Bair, a former member of the Community Services Council's board, has been nominated three times for the award, Cimino said. Bair was among six nominees for the 2003 award.

"I am incredibly humbled to be among these candidates and grateful to be recognized as deserving by my peers," Bair said.

Cimino, who served on the nomination committee, said Bair's name repeatedly came up during the nomination process.

"This is a woman who is 100 percent engaged in what she does," Cimino said. "She is an encyclopedia of knowledge of county services and how to interrelate. She is the go-to person who makes it happen for people, and she does it with great dignity."

The group instituted the award to honor Canon and those who follow her example, said Mary Jane Benstein, Community Services Council president. Canon retired in 2001 after 40 years in social service, 13 of which were as director of Human Services Programs.

The council meets monthly and serves as a network for county human service organizations working to strengthen ties among providers, educate others about community services and identify gaps in service needs.

Last week, Bair started a new career. She is custody evaluator for the Carroll County Circuit Court.

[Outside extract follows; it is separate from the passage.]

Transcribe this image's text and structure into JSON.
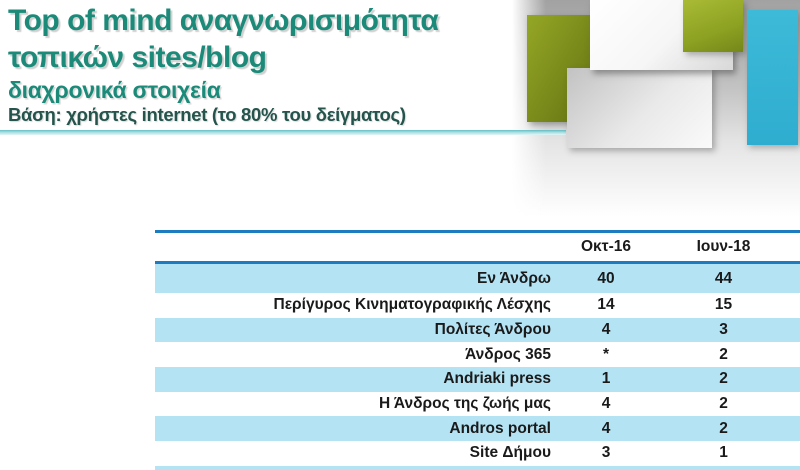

Bair has the background, experience and sensitivity for dealing with children and assessing their custody issues, said Powel B. Welliver, family law administrator.

Bair will "get to know children in their homes and at school in a way that we can't in the courts," Welliver said. "She will help the courts make a determination about where a child should be living. This is the only opportunity in the system where a child's voice will be heard outside the court."

Bair will put the award on the desk in her new office at the courthouse. There was soft laughter from the group when she said: "My new job is scary. Pray for me."